Get up to date this Cervical Screening Awareness Month
Young girls and women are being encouraged to get up to date with their HPV immunisation and cervical smears this Cervical Screening Awareness Month.
“We know that cervical cancer is one the most preventable cancers, and being immunised against HPV as a young women and having regular smears as an adult helps reduce the risk of developing cervical cancer by around 90 percent,” says Clinical Director of the National Screening Unit Dr Jane O’Hallahan.
HPV immunisation is currently free for girls and young women from 9 to 26 years, and also for boys and young men. The HPV Immunisation Programme aims to protect young people from HPV infection, which causes more than 90 per cent of cervical cancers.
Smear tests through the National Cervical Screening Programme
All women between 25 and 69 who have ever been sexually active should have regular smear tests. A cervical smear test usually takes less than 15 minutes and should be done every three years.
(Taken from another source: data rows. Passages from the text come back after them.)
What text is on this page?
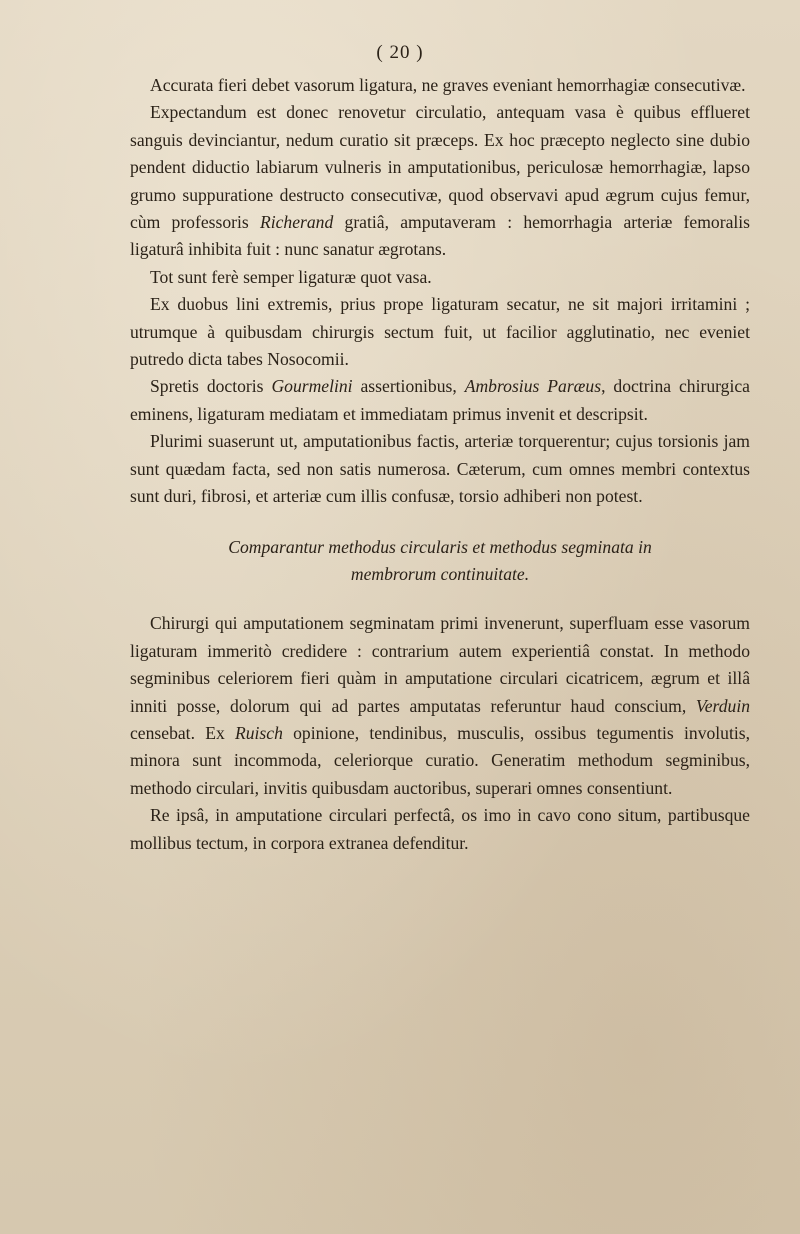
( 20 )

Accurata fieri debet vasorum ligatura, ne graves eveniant hemorrhagiæ consecutivæ.

Expectandum est donec renovetur circulatio, antequam vasa è quibus efflueret sanguis devinciantur, nedum curatio sit præceps. Ex hoc præcepto neglecto sine dubio pendent diductio labiarum vulneris in amputationibus, periculosæ hemorrhagiæ, lapso grumo suppuratione destructo consecutivæ, quod observavi apud ægrum cujus femur, cùm professoris Richerand gratiâ, amputaveram : hemorrhagia arteriæ femoralis ligaturâ inhibita fuit : nunc sanatur ægrotans.

Tot sunt ferè semper ligaturæ quot vasa.

Ex duobus lini extremis, prius prope ligaturam secatur, ne sit majori irritamini ; utrumque à quibusdam chirurgis sectum fuit, ut facilior agglutinatio, nec eveniet putredo dicta tabes Nosocomii.

Spretis doctoris Gourmelini assertionibus, Ambrosius Paræus, doctrina chirurgica eminens, ligaturam mediatam et immediatam primus invenit et descripsit.

Plurimi suaserunt ut, amputationibus factis, arteriæ torquerentur; cujus torsionis jam sunt quædam facta, sed non satis numerosa. Cæterum, cum omnes membri contextus sunt duri, fibrosi, et arteriæ cum illis confusæ, torsio adhiberi non potest.

Comparantur methodus circularis et methodus segminata in
membrorum continuitate.

Chirurgi qui amputationem segminatam primi invenerunt, superfluam esse vasorum ligaturam immeritò credidere : contrarium autem experientiâ constat. In methodo segminibus celeriorem fieri quàm in amputatione circulari cicatricem, ægrum et illâ inniti posse, dolorum qui ad partes amputatas referuntur haud conscium, Verduin censebat. Ex Ruisch opinione, tendinibus, musculis, ossibus tegumentis involutis, minora sunt incommoda, celeriorque curatio. Generatim methodum segminibus, methodo circulari, invitis quibusdam auctoribus, superari omnes consentiunt.

Re ipsâ, in amputatione circulari perfectâ, os imo in cavo cono situm, partibusque mollibus tectum, in corpora extranea defenditur.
Any changes on the cervix can be detected and treated before they become cancers.
Your smear test won’t cost any more than the normal cost to see your doctor or nurse.
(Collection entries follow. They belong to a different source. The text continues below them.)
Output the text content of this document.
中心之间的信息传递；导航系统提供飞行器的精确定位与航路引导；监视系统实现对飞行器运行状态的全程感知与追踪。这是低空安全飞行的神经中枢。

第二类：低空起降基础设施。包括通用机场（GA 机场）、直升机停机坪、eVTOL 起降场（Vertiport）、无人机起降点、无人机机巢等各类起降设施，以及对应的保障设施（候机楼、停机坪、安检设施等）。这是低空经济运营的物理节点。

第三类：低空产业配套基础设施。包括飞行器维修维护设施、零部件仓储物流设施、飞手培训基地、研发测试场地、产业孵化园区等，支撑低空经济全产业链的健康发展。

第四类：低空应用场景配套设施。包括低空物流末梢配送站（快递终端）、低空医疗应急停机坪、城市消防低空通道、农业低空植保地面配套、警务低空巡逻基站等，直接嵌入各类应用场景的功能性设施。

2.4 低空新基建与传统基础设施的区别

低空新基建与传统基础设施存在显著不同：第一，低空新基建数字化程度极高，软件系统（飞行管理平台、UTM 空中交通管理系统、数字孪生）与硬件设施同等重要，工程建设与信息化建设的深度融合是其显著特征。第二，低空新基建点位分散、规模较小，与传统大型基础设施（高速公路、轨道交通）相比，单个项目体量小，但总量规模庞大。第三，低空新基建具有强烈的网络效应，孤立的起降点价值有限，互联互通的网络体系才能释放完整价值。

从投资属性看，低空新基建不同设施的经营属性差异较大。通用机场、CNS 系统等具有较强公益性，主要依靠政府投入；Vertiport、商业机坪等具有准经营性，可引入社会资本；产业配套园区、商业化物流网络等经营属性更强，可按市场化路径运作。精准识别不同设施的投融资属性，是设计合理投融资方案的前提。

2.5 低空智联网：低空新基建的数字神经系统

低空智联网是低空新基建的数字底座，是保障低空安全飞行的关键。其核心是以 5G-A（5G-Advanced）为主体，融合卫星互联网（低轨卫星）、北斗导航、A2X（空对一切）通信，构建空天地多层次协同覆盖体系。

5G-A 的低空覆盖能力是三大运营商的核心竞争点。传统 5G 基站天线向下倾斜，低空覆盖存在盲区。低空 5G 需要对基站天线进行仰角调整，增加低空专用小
The National Cervical Screening Programme aims to get 80 percent of New Zealand women between the ages of 25 and 69 screened regularly. “There’s much work to be done, especially with Māori, Pacific and Asian women” says Clinical Director of the National Screening Unit Dr Jane O’Hallahan.
Around 1.5 million women are enrolled in the National Cervical Screening Programme and around 400,000 women are screened annually.
“We’re taking a multi-pronged approach to getting women to participate in regular screening. We contract with a number of providers who deliver individually-tailored and practical support, such as transporting and accompanying women to screening appointments. We also offer free smears for some women,” says Clinical Director of the National Screening Unit Dr Jane O’Hallahan.
“Currently around 150 women are diagnosed with cervical cancer and 50 women die from it each year in New Zealand. HPV immunisation combined with regular smears is the best way to bring these numbers down.”
Find out when your next smear is due by calling your GP or freephone 0800 729 729.
Future changes to the Cervical Screening Programme
The primary test for cervical screening will change to a human papillomavirus (HPV) test from July 2023 – with the option of self-testing.
The new screening method will test for the presence of human papillomavirus (HPV). About four out of five people have an HPV infection at some time in their lives. There are many different types of HPV and some are more likely than others to lead to cervical cancer.
Women may notice several changes when the new primary screening test is introduced:
- Women will have the option to self-test. A vaginal swab can be taken by the woman herself in privacy when she visits her healthcare provider for a screen, or it can be taken by a clinician if she prefers. A speculum exam is not needed for the new test.
- Routine cervical screening will only be needed once every five years – not every three years as it is currently.
- Women will still need to consult with their healthcare provider for their screens – even when self-testing. However, the Ministry of Health will be looking at ways to make screening even more accessible in future, including mailing-out self-testing kits if they are found to work safely and well for women.